Abwesend griff Chiana zu den kleinen Glasflaschen, die ihre Parfüms enthielten und roch an jedem, während sie langsam nickte.

»Ja, häufig, aber nicht immer«, verbesserte sie sich selbst nochmals. »Ich denke, er hat sich in den letzten Jahren verändert. Zu der Zeit, bevor ich seine Favoritin war, hat er sehr oft Zeit mit mir verbracht. Na ja, mit mir und mit seiner damaligen Favoritin«, ergänzte sie ein wenig widerwillig.

»Ich kann mir vorstellen, dass das Leben eines Herrschers nicht sonderlich leicht ist. Vielleicht ist es ihm zu eintönig? Immerhin ist er ja ständig hier im Palast. Vielleicht solltet Ihr einmal etwas tun, was Ihr vorher nicht getan habt? Damit er sieht, dass Ihr sehr interessant seid?«, wollte Lilitha leise wissen und bürstete Chianas schwarze Haare mit einer Geduld, die selbst Chiana auffiel.

»Ich wüsste nicht was«, gestand die Hexe und ließ eines der Fläschchen vor ihr stehen, welches sie wohl heute tragen wollte. »Ich bin direkt zu den roten Halsbändern gekommen«, fügte sie ein wenig widerwillig hinzu, als wäre sie schon damals für nichts Besseres zu gebrauchen gewesen.




Lilitha grübelte ein wenig.

Ob er mit Chiana auch schon mal außerhalb der Mauern gewesen war?

»Ich bin mir sicher, dass Ihr noch andere Talente habt, Mistress«, meinte Lilitha und hoffte, dass dieser vielleicht etwas einfallen würde. »Ich denke Favoritin zu sein, bedeutet, dass man ihn nicht nur im Bett unterhalten kann, sondern auch ein angenehmer Gesprächspartner ist, mit dem man seine Zeit verbringen möchte«, murmelte sie und begann damit Chianas Haare zu einer aufwändigen Frisur zu stecken.
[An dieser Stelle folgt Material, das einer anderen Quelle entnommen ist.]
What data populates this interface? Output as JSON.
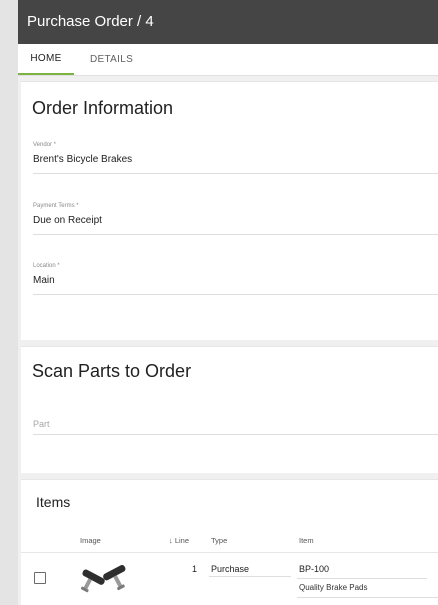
{
  "header": {
    "title": "Purchase Order / 4"
  },
  "tabs": [
    {
      "label": "HOME",
      "active": true
    },
    {
      "label": "DETAILS",
      "active": false
    }
  ],
  "order_info": {
    "title": "Order Information",
    "fields": [
      {
        "label": "Vendor *",
        "value": "Brent's Bicycle Brakes"
      },
      {
        "label": "Payment Terms *",
        "value": "Due on Receipt"
      },
      {
        "label": "Location *",
        "value": "Main"
      }
    ]
  },
  "scan": {
    "title": "Scan Parts to Order",
    "placeholder": "Part"
  },
  "items": {
    "title": "Items",
    "columns": {
      "image": "Image",
      "line": "Line",
      "type": "Type",
      "item": "Item"
    },
    "sort_icon": "arrow-down-icon",
    "rows": [
      {
        "line": "1",
        "type": "Purchase",
        "item": "BP-100",
        "description": "Quality Brake Pads",
        "image_icon": "brake-pads-image"
      }
    ]
  },
  "colors": {
    "titlebar": "#454545",
    "tab_indicator": "#7cb342",
    "background": "#f0f0f0"
  }
}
»Hm«, machte diese nachdenklich und senkte die Lider ein wenig. »Ich war schon immer sehr begabt in Sachen Magie«, gestand sie, doch sie schien mit der Antwort selbst nicht wirklich zufrieden zu sein. »Das könnte jedoch eher sein Misstrauen wecken. Und ich denke nicht, dass ich mich damit beliebter machen könnte. Ich habe eher darauf gesetzt, dass ich die Erste sein würde, die ihm einen Sohn schenkt, doch dazu müsste er mich erstmal wieder in seine Nähe lassen.«

Lilitha hielt in ihrer Bewegung inne, ehe sie leise meinte: »Ich kenne mich mit Kräutern und Tränken aus. Es gibt einige Tränke, die dafür sorgen, dass eine Empfängnis wahrscheinlicher wird.«

Chiana schlug die Augen auf und blickte durch den Spiegel zu Lilitha, die hinter ihr stand. 

»Und das funktioniert?«, fragte sie ein wenig skeptisch und zog eine ihrer dunklen, geschwungenen Brauen in die Höhe.
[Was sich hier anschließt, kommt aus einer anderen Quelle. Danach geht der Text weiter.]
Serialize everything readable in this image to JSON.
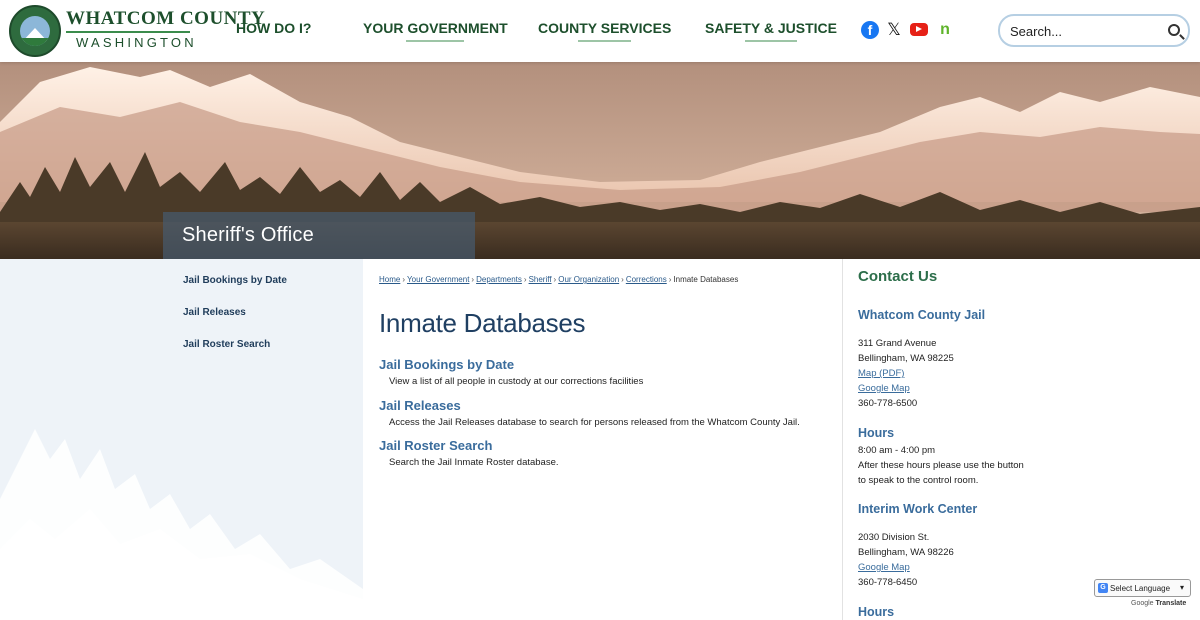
{
  "header": {
    "logo_title": "WHATCOM COUNTY",
    "logo_subtitle": "WASHINGTON",
    "nav": [
      {
        "label": "HOW DO I?"
      },
      {
        "label": "YOUR GOVERNMENT"
      },
      {
        "label": "COUNTY SERVICES"
      },
      {
        "label": "SAFETY & JUSTICE"
      }
    ],
    "social": [
      "facebook-icon",
      "x-icon",
      "youtube-icon",
      "nextdoor-icon"
    ],
    "search_placeholder": "Search..."
  },
  "hero": {
    "banner_title": "Sheriff's Office"
  },
  "sidebar": {
    "items": [
      {
        "label": "Jail Bookings by Date"
      },
      {
        "label": "Jail Releases"
      },
      {
        "label": "Jail Roster Search"
      }
    ]
  },
  "breadcrumbs": {
    "links": [
      "Home",
      "Your Government",
      "Departments",
      "Sheriff",
      "Our Organization",
      "Corrections"
    ],
    "current": "Inmate Databases"
  },
  "main": {
    "title": "Inmate Databases",
    "entries": [
      {
        "label": "Jail Bookings by Date",
        "description": "View a list of all people in custody at our corrections facilities"
      },
      {
        "label": "Jail Releases",
        "description": "Access the Jail Releases database to search for persons released from the Whatcom County Jail."
      },
      {
        "label": "Jail Roster Search",
        "description": "Search the Jail Inmate Roster database."
      }
    ]
  },
  "contact": {
    "heading": "Contact Us",
    "jail": {
      "name": "Whatcom County Jail",
      "address1": "311 Grand Avenue",
      "address2": "Bellingham, WA 98225",
      "map_pdf": "Map (PDF)",
      "google_map": "Google Map",
      "phone": "360-778-6500"
    },
    "hours": {
      "title": "Hours",
      "time": "8:00 am - 4:00 pm",
      "note1": "After these hours please use the button",
      "note2": "to speak to the control room."
    },
    "work_center": {
      "name": "Interim Work Center",
      "address1": "2030 Division St.",
      "address2": "Bellingham, WA 98226",
      "google_map": "Google Map",
      "phone": "360-778-6450"
    },
    "hours2_title": "Hours"
  },
  "translate": {
    "select_label": "Select Language",
    "powered_by": "Google",
    "translate_label": "Translate"
  },
  "colors": {
    "brand_green": "#1d4f2c",
    "link_blue": "#3a6c9c",
    "title_blue": "#1f3f62",
    "contact_green": "#2c6e4a"
  }
}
»Es erhöht nur die Chance. Es kann nicht garantieren, dass dabei ein Junge entsteht«, murmelte die Rothaarige leise und senkte den Blick. »Und Vampire sind generell nicht sonderlich fruchtbar. Meine Eltern erzählten mir, dass sie über hundert Jahre lang auf mich gewartet haben, obwohl sie es jeden Abend versuchten«, gestand sie leise und schüchtern.

Ihre Hände dabei immer bei der Arbeit.

Chiana schluckte ein wenig unsicher und holte zögerlich Luft.
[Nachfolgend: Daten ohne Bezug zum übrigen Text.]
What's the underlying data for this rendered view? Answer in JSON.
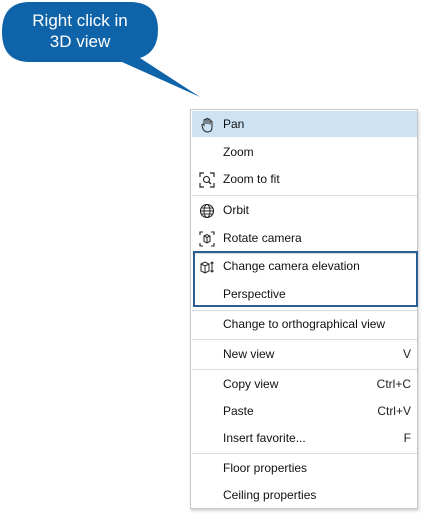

»Mir ist bekannt, dass es schwer bei Vampiren ist ein Kind zu bekommen. Aber hundert Jahre sind doch eine recht lange Zeit«, murmelte sie abwesend und griff erneut nach dem goldenen Armreif. »Was bräuchtest du denn dafür?«, fragte sie, als wolle sie es nur aus Neugier wissen. Doch man musste kein Genie sein, um zu merken, dass sie es durchaus in Erwägung zog.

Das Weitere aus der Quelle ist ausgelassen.